At catechism, a little before Christmas, suggest that the children offer one of their toys for the Christmas of poor children. Help your children, without forcing them, to give a toy in good condition, a doll still pretty, for “giving to the poor is giving to God.” Especially don’t cool their generous enthusiasm by suggesting that they choose something they no longer play with or that is less good...
Anne de Guigné
Tell them stories about the saints, especially when they were their age. There is a particular grace that encourages and renders virtue more amiable, if not easier. Heavenly friendships can be tied between such a saint and your child. Think of the three children of Fatima, St. Dominic Savio, and Anne de Guigné. The latter, a little girl, was naturally bossy, choleric, jealous; in short, not an agreeable sort. When she lost her father, who died on the field of battle in 1915, little Anne, who was just four years old, saw her mother in the grips of a profound sorrow and wanted to console her. Her mother spoke to her these simple words: “If you want to console me, Anne, be good.”
These words provoked in the generous soul of little Anne a veritable conversion, and she never ceased growing in holiness until the day when the Lord came to take her. She was a little more than ten years old. She lived in a constant state of concern for the least needs of those around her. This care for the good of others pushed her constantly to sacrifice herself for them. This perpetual self-forgetfulness had cost her a lot at first, but, moved by the Holy Ghost, she reached the point, towards the end, of tasting the joy of self-giving.

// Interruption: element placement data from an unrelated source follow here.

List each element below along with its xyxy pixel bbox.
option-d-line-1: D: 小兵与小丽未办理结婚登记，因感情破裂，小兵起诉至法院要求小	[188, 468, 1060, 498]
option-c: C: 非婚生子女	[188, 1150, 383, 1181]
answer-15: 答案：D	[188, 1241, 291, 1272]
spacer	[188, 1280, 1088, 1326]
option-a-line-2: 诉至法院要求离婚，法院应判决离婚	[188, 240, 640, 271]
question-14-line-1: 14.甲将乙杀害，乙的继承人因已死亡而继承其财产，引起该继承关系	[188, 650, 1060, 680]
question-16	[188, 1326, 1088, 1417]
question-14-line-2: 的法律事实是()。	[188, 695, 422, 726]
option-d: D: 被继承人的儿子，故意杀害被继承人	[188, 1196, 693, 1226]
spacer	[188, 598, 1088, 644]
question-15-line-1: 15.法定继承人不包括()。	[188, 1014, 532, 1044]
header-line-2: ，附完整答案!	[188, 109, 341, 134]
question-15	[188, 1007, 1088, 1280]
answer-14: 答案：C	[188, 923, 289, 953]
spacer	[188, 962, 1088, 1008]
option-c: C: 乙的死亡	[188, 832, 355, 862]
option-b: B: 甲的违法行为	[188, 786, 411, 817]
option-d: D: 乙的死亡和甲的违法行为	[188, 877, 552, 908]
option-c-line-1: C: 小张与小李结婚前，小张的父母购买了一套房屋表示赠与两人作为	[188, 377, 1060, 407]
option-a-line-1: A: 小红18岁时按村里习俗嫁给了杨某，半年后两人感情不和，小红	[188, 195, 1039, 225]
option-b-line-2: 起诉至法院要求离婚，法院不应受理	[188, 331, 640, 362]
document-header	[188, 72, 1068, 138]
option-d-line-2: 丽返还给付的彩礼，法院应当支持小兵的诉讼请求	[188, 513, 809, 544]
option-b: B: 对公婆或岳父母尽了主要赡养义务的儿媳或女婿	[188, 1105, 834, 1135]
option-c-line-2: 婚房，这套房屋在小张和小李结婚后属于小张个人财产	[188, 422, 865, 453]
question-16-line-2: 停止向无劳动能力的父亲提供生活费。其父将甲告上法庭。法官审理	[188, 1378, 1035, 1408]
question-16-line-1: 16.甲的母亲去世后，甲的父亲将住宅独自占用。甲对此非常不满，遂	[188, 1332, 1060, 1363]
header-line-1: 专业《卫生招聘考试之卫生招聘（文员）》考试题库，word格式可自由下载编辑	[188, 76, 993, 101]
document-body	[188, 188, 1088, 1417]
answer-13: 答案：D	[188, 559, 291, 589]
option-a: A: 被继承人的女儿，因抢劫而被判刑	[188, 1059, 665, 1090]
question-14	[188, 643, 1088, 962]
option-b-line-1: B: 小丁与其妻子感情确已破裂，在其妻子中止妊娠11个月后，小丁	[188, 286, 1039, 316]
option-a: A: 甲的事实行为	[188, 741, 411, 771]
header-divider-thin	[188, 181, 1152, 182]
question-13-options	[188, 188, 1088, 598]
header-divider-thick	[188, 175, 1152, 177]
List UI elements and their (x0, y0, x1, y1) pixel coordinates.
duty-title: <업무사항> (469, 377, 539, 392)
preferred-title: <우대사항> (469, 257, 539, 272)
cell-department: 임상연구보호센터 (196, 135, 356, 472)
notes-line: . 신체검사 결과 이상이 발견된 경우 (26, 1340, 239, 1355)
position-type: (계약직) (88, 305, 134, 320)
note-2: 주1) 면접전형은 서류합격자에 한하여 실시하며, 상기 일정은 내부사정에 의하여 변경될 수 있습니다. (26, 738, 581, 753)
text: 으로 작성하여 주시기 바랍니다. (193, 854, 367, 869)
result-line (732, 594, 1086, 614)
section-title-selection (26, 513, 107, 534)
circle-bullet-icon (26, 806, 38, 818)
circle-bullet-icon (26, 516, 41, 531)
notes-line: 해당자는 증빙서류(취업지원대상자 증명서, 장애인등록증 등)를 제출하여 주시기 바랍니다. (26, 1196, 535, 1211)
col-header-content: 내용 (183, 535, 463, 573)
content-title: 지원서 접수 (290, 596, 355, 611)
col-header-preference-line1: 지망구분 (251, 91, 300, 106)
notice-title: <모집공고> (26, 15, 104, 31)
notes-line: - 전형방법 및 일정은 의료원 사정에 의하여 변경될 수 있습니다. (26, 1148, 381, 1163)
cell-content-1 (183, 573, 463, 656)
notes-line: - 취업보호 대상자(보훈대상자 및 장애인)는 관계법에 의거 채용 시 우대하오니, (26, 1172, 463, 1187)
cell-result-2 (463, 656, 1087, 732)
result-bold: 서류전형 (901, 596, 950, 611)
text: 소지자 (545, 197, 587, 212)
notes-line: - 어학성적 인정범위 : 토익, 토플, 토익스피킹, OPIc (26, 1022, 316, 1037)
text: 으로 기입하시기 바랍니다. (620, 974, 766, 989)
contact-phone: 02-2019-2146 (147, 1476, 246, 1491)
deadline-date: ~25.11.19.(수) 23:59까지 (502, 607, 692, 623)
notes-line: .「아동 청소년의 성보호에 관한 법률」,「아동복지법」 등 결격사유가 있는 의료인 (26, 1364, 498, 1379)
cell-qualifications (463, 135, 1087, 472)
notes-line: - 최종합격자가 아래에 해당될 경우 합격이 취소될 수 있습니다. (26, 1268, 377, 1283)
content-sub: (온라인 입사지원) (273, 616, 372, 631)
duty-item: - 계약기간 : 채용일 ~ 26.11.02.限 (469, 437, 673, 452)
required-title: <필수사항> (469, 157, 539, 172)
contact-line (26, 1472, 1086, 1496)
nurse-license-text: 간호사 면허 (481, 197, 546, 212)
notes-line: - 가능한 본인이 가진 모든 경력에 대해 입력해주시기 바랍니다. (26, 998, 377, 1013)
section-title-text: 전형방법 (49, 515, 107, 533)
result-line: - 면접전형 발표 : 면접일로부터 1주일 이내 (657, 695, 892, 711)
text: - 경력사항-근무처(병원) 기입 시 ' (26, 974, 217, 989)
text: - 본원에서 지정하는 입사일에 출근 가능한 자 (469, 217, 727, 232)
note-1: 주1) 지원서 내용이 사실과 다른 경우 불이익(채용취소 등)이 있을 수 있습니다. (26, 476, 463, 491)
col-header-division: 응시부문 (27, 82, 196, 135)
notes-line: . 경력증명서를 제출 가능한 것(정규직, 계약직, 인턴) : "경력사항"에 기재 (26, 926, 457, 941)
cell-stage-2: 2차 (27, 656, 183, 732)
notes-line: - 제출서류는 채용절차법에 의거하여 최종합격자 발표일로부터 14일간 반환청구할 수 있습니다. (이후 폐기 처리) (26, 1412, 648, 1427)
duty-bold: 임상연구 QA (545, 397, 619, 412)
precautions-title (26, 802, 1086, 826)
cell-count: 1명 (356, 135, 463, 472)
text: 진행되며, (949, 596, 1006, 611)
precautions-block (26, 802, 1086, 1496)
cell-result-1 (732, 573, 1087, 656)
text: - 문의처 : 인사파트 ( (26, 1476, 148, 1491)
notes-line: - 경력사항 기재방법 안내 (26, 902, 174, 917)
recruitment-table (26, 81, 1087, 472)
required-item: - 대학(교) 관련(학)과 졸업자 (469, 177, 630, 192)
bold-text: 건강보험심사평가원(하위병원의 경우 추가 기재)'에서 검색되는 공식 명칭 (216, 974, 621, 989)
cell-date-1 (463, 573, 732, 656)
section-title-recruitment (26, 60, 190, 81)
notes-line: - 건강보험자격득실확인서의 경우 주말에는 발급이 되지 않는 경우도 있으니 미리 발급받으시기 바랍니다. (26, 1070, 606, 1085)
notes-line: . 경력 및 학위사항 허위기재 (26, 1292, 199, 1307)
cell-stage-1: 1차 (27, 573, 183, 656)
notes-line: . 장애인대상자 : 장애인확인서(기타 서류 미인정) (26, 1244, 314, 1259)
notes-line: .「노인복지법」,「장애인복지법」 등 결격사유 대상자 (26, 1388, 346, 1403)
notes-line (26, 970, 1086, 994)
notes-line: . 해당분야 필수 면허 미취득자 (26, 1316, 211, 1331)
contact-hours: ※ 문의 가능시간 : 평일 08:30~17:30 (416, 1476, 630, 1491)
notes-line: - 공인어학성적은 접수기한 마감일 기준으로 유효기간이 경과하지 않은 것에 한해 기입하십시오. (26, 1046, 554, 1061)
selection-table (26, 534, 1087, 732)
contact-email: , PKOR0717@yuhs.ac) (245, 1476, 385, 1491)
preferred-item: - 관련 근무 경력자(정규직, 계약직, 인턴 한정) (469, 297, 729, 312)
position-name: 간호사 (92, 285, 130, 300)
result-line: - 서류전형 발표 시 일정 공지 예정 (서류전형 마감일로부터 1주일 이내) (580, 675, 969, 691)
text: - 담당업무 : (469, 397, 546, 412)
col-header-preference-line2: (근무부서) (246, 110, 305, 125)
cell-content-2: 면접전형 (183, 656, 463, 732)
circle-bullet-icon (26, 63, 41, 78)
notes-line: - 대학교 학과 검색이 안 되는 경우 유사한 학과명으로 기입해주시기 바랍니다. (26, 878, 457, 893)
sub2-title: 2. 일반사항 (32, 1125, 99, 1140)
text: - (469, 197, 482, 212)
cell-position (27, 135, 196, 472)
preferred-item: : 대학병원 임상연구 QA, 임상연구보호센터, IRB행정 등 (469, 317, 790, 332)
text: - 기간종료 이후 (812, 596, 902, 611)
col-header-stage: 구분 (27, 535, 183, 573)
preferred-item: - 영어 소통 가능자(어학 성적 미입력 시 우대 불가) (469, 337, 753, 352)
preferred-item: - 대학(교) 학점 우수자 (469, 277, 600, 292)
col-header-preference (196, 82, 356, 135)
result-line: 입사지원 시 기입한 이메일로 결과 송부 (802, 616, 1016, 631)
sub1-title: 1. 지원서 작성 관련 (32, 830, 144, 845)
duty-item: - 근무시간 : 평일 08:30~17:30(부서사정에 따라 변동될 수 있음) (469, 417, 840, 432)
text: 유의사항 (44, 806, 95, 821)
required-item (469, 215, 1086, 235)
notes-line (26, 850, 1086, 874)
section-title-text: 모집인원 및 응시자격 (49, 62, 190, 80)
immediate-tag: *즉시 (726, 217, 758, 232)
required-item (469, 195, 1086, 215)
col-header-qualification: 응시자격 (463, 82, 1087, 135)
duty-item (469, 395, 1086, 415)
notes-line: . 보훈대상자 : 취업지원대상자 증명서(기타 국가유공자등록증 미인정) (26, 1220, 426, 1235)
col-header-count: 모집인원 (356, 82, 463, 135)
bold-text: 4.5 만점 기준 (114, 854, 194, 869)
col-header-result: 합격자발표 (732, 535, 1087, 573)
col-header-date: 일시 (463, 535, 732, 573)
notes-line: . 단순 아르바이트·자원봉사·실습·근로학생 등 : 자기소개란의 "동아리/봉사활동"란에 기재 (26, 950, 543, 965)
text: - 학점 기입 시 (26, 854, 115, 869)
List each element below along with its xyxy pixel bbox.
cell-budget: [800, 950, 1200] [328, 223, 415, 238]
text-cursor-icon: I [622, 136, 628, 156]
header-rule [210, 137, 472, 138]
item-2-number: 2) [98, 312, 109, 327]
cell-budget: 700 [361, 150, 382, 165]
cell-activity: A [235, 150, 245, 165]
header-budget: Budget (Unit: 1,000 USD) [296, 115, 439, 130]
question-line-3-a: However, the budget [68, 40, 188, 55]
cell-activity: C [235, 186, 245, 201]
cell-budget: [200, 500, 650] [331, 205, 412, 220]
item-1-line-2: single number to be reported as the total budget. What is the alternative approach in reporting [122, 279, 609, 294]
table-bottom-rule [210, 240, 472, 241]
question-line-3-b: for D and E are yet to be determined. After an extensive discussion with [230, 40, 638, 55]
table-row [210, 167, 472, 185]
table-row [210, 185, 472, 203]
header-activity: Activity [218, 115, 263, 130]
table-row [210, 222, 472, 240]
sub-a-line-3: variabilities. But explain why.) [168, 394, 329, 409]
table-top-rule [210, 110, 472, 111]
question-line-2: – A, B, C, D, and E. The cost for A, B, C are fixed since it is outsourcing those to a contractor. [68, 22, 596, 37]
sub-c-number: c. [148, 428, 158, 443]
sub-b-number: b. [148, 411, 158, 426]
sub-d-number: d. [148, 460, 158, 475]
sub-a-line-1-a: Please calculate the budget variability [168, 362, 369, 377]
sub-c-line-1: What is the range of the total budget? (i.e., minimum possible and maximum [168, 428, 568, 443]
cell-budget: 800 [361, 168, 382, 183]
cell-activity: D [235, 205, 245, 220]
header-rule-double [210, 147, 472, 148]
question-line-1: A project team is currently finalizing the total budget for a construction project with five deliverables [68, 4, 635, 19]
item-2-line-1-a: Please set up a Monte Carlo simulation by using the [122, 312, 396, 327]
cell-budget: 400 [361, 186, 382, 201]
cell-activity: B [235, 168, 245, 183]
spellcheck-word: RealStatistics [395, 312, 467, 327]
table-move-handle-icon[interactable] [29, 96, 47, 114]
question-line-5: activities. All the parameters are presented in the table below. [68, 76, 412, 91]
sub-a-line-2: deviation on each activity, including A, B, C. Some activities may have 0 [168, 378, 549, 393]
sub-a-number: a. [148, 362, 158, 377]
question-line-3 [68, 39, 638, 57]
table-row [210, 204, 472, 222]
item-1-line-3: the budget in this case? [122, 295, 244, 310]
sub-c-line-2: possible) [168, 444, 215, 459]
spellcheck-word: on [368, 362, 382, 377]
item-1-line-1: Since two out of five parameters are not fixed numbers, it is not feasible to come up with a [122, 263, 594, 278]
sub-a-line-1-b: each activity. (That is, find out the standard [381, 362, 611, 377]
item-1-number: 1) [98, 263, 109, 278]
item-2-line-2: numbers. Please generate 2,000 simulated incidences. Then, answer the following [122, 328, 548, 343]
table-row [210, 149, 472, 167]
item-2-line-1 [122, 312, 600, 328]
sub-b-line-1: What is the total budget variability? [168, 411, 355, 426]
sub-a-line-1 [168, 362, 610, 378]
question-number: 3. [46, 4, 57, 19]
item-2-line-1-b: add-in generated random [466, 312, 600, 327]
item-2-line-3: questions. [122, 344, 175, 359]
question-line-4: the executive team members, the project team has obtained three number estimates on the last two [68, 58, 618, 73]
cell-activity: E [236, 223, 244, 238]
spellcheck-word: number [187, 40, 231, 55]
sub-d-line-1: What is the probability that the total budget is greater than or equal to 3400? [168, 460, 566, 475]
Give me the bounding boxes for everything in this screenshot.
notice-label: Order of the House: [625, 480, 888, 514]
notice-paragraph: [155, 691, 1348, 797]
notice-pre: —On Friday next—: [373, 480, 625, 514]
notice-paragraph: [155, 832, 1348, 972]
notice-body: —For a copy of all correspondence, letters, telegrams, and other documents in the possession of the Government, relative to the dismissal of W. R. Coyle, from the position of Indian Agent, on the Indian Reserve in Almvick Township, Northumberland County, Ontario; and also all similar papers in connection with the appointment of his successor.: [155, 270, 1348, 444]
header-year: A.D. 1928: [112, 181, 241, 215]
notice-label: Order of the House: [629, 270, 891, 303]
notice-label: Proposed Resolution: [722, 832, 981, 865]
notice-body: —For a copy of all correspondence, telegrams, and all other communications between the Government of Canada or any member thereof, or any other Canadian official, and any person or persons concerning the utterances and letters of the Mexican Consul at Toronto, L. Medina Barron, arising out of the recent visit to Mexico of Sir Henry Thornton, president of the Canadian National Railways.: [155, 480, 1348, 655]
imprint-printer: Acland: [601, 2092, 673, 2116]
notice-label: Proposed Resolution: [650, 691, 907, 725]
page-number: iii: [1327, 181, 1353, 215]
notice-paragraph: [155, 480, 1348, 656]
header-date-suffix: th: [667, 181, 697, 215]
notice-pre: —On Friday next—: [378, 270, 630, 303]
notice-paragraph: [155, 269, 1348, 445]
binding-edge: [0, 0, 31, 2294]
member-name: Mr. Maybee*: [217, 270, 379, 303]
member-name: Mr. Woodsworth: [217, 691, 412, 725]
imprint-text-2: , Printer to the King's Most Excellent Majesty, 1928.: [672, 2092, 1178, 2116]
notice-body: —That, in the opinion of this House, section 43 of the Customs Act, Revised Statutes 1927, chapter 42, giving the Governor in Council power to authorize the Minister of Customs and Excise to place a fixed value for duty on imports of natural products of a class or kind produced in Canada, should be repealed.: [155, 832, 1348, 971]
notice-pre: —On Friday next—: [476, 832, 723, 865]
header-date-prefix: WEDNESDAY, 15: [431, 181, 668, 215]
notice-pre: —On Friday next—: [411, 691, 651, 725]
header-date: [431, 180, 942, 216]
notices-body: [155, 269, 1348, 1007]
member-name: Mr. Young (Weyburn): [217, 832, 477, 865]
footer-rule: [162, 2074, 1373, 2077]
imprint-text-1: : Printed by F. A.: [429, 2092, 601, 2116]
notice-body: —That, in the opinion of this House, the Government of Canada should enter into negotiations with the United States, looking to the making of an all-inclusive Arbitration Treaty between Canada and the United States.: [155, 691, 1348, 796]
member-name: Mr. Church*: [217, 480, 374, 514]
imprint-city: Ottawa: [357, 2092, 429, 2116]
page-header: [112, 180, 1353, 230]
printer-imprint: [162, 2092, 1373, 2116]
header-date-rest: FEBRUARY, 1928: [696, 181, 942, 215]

Christian parents, you too, train up your children in goodness without delaying any longer. For if the effort towards goodness and charity is not educated very early, will it ever be possible? Aim at your ideal with perseverance. Pray to the guardian angels of your children. If the fruits of your education are a long time coming, don’t rush anything. Good acts may be helped, but they must be free. For, you must know, if this effort is not rooted in charity, it will lose all meaning. However, sooner or later, you will see the blossoming of the virtues you desire for your children, and then they also will savor this word of our Lord that “there is more joy in giving than receiving.”